Il caso della bancarotta fraudolenta impropria e il ruolo delle banche

La complessa dinamica tra l’erogazione del credito e la responsabilità penale torna al centro del dibattito giuridico con una recente sentenza della Corte di Cassazione. Il tema principale riguarda la configurabilità del reato di bancarotta fraudolenta impropria a carico di soggetti estranei alla compagine sociale, come i funzionari di un istituto di credito. Nel caso analizzato, due dipendenti bancari erano stati inizialmente condannati per aver concesso un mutuo fondiario a una società di nuova costituzione. Tale somma era stata utilizzata per estinguere i debiti di una precedente impresa familiare in grave crisi finanziaria, portando, secondo la tesi accusatoria, al successivo fallimento della nuova realtà aziendale. La questione centrale risiede nel confine tra la legittima tutela degli interessi bancari e la partecipazione consapevole a operazioni predatorie o distruttive per l’impresa.

La concessione del mutuo e il fallimento della società

L’operazione contestata consisteva nella stipula di un contratto di finanziamento per oltre trecentomila euro. Gran parte di questa somma era stata immediatamente impiegata per pagare i creditori della vecchia società, tra cui figurava lo stesso istituto di credito. Questo meccanismo, noto come operazione di rifinanziamento, aveva gravato la nuova società di un debito ingente sin dalla sua nascita. Tuttavia, il fallimento effettivo della società beneficiaria è avvenuto solo cinque anni dopo la firma del contratto. Questo lasso di tempo gioca un ruolo fondamentale nella valutazione della prevedibilità del dissesto. Gli imputati hanno sempre sostenuto che l’operazione fosse supportata da un solido piano industriale e da documentazione contabile che attestava la capacità produttiva della nuova impresa, rendendo il finanziamento un atto di gestione ordinaria e non un’operazione dolosa volta a svuotare le casse sociali.
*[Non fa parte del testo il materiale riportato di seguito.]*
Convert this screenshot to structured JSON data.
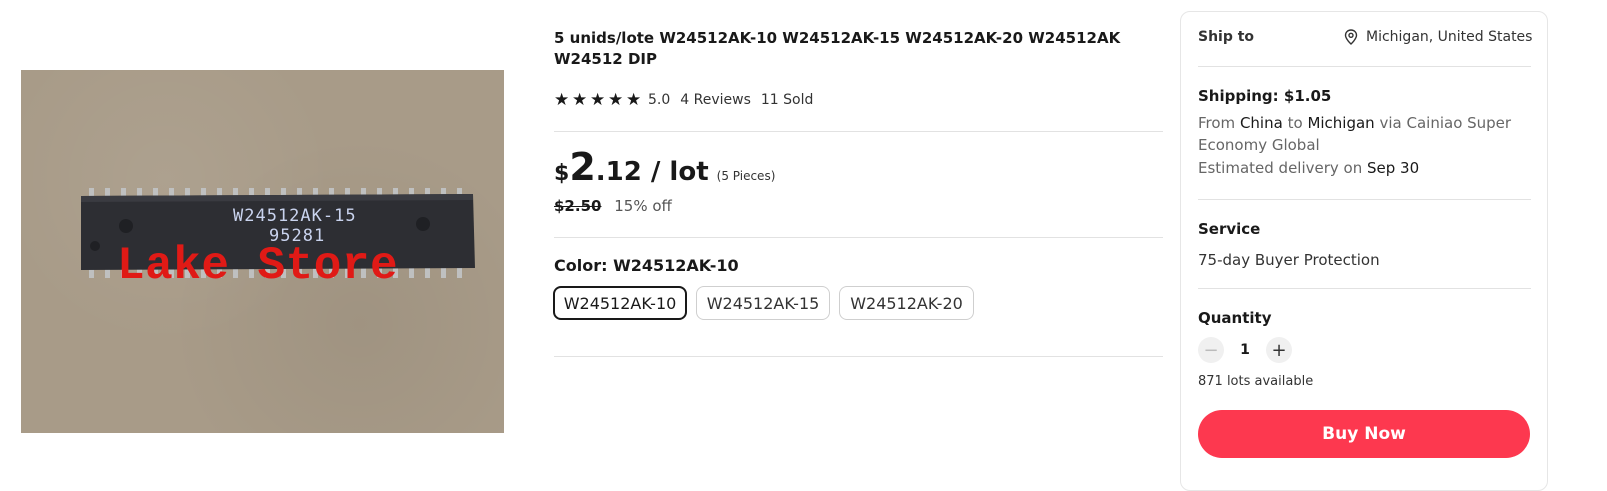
{
  "product": {
    "title": "5 unids/lote W24512AK-10 W24512AK-15 W24512AK-20 W24512AK W24512 DIP",
    "image": {
      "chip_marking_line1": "W24512AK-15",
      "chip_marking_line2": "95281",
      "watermark": "Lake Store"
    },
    "rating": {
      "stars": 5,
      "score": "5.0",
      "reviews": "4 Reviews",
      "sold": "11 Sold"
    },
    "price": {
      "currency": "$",
      "integer": "2",
      "decimal_unit": ".12 / lot",
      "pieces": "(5 Pieces)",
      "original": "$2.50",
      "discount": "15% off"
    },
    "color": {
      "label": "Color: W24512AK-10",
      "options": [
        "W24512AK-10",
        "W24512AK-15",
        "W24512AK-20"
      ],
      "selected": "W24512AK-10"
    }
  },
  "shipping_panel": {
    "ship_to_label": "Ship to",
    "ship_to_location": "Michigan, United States",
    "shipping_cost": "Shipping: $1.05",
    "from_prefix": "From",
    "from_country": "China",
    "to_word": "to",
    "to_location": "Michigan",
    "via_text": "via Cainiao Super Economy Global",
    "delivery_prefix": "Estimated delivery on",
    "delivery_date": "Sep 30",
    "service_label": "Service",
    "service_value": "75-day Buyer Protection",
    "quantity_label": "Quantity",
    "quantity_value": "1",
    "decrement_symbol": "−",
    "increment_symbol": "+",
    "availability": "871 lots available",
    "buy_button": "Buy Now"
  },
  "colors": {
    "buy_button_bg": "#fd384f",
    "text_primary": "#191919",
    "text_secondary": "#666666",
    "watermark": "#e01a16"
  },
  "icons": [
    "location-pin-icon",
    "star-icon",
    "minus-icon",
    "plus-icon"
  ]
}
Il concorso dell’estraneo nel reato fallimentare

Perché un soggetto esterno all’azienda possa essere condannato per concorso in reati fallimentari, la giurisprudenza richiede una prova rigorosa. Non basta che l’operazione bancaria sia stata oggettivamente rischiosa o che abbia contribuito al dissesto. È necessario dimostrare che il funzionario di banca avesse la piena consapevolezza della natura distruttiva dell’operazione. Nel contesto della bancarotta fraudolenta impropria, l’estraneo deve rappresentarsi il fallimento come una conseguenza probabile della propria condotta. Se il bancario agisce seguendo le procedure interne e con l’obiettivo primario di recuperare i crediti del proprio istituto, la sua condotta rientra nell’esercizio della libertà di impresa, a meno che non emergano prove evidenti di una collusione con l’amministratore della società fallita per danneggiare i creditori terzi.

La prova del dolo nella bancarotta fraudolenta impropria

La sussistenza dell’elemento soggettivo è il pilastro su cui si regge l’imputazione. La Corte di Appello, ribaltando la condanna di primo grado, ha evidenziato come mancasse la prova certa del dolo generico. Gli imputati avevano ottenuto il parere favorevole di quattro diversi organi interni alla banca e l’operazione era stata persino oggetto di ispezione da parte della Banca d’Italia, che non aveva mosso alcun rilievo. Inoltre, la trattativa era stata condotta con l’assistenza di professionisti legali e contabili che avevano garantito la bontà dell’operazione. In un simile scenario, è arduo sostenere che i funzionari avessero previsto e voluto il fallimento della società cinque anni dopo. La legge non impone a una banca di valutare i doveri degli amministratori della controparte con la stessa profondità richiesta agli organi societari interni, purché l’operazione non sia palesemente priva di senso economico.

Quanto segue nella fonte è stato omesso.